Although game-theoretic ideas and paradigms have been applied successfully in research on brain reward circuitry in non-human primates, research on brain stimulation reward in rodents has been carried out typically outside of a game-theoretic context. The rodent interacts with a computer-controlled “agent” that does not take into account the strategy employed by the experimental subject and implements instead a fixed “schedule of reinforcement,” a set of rules for delivering rewards according to the amount of work performed and/or the distribution of responses over time. That said, an agent that does take account of the strategies employed by the other agents with which it interacts should benefit from forming an accurate predictive model of the algorithms used by these agents to evaluate benefits, costs and risks. If so, insights into the core processes involved in the evaluation, selection, and pursuit of goals may be germane to the concerns of game-theory researchers.

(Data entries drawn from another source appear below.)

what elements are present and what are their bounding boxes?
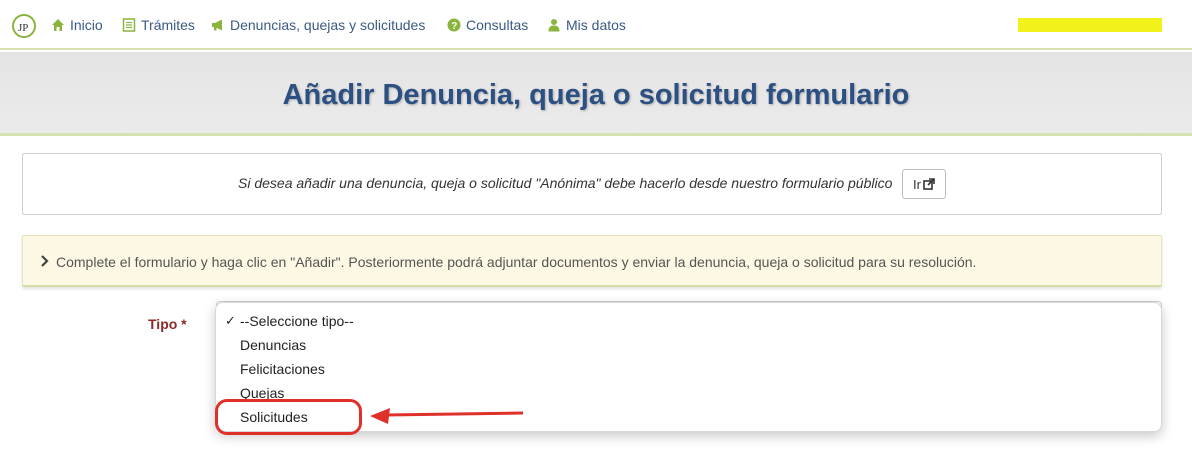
anonymous-notice-panel: Si desea añadir una denuncia, queja o so…: [22, 153, 1162, 215]
nav-label: Trámites: [141, 17, 195, 33]
nav-item-consultas[interactable]: ? Consultas: [447, 16, 528, 34]
annotation-arrow-icon: [370, 408, 524, 424]
home-icon: [52, 19, 64, 31]
top-navbar: JP Inicio Trámites Denuncias, quejas y s…: [0, 0, 1192, 50]
question-circle-icon: ?: [447, 18, 461, 32]
nav-item-mis-datos[interactable]: Mis datos: [547, 16, 626, 34]
list-icon: [122, 18, 136, 32]
megaphone-icon: [212, 19, 222, 31]
button-label: Ir: [913, 176, 921, 192]
nav-label: Consultas: [466, 17, 529, 33]
annotation-highlight-ring: [215, 399, 362, 435]
nav-label: Inicio: [70, 17, 103, 33]
instructions-text: Complete el formulario y haga clic en "A…: [56, 254, 977, 270]
nav-item-denuncias[interactable]: Denuncias, quejas y solicitudes: [211, 16, 425, 34]
nav-item-inicio[interactable]: Inicio: [51, 16, 103, 34]
user-icon: [548, 19, 560, 32]
go-public-form-button[interactable]: Ir: [902, 169, 946, 199]
instructions-banner: Complete el formulario y haga clic en "A…: [22, 235, 1162, 287]
tipo-label: Tipo *: [148, 316, 187, 332]
nav-item-tramites[interactable]: Trámites: [122, 16, 195, 34]
page-title: Añadir Denuncia, queja o solicitud formu…: [282, 79, 910, 111]
external-link-icon: [923, 178, 935, 190]
option-seleccione[interactable]: --Seleccione tipo--: [240, 313, 354, 329]
user-menu-redacted[interactable]: [1018, 18, 1162, 32]
option-felicitaciones[interactable]: Felicitaciones: [240, 361, 325, 377]
logo-text: JP: [18, 22, 28, 34]
option-denuncias[interactable]: Denuncias: [240, 337, 306, 353]
chevron-right-icon: [41, 255, 49, 267]
nav-label: Denuncias, quejas y solicitudes: [230, 17, 426, 33]
logo-icon[interactable]: JP: [11, 13, 37, 39]
nav-label: Mis datos: [566, 17, 626, 33]
anonymous-notice-text: Si desea añadir una denuncia, queja o so…: [238, 175, 893, 191]
svg-text:?: ?: [451, 21, 457, 32]
page-header: Añadir Denuncia, queja o solicitud formu…: [0, 52, 1192, 136]
checkmark-icon: ✓: [225, 313, 236, 328]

I will describe experiments on the evaluation of opportunity costs by rats working for rewarding brain stimulation. By allocating time spent working for the electrical reward, the rat must forgo benefits that would accrue from competing behaviors, such as grooming, resting and exploring. We have estimated the psychophysical function that translates the objective opportunity cost into its subjective equivalent. This function has interesting properties. When opportunity costs are very low (e.g., working for only a small fraction of a second triggers delivery of a reward), the subjective cost is invariant. Although the rat may be capable of detecting the difference between 0.1 s and 0.2 s, it does not appear to increment its subjective cost function over such intervals. This makes sense in that there may be no beneficial activities that the rat could substitute for work over such short intervals. As the objective opportunity cost rises, the subjective cost begins to rise as well, and beyond values of ~4 s, we estimate the subjective cost to rise at the same rate as the objective cost. This make sense as well given that a steeper rise in subjective costs would cause the rat to forgo very large expensive rewards that are profitable to pursue, and a more gradual rise would cause the rat to chase smaller, expensive rewards that are not worth the trouble. The form of this “subjective opportunity-cost function” is quite different from the form predicted by hyperbolic temporal discounting. I will propose that time spent working for reward is evaluated differently than time spent waiting for reward after a work requirement has been satisfied. I will also discuss the implications of these results for theories that hold psychological time to be either a scalar or logarithmic function of objective time.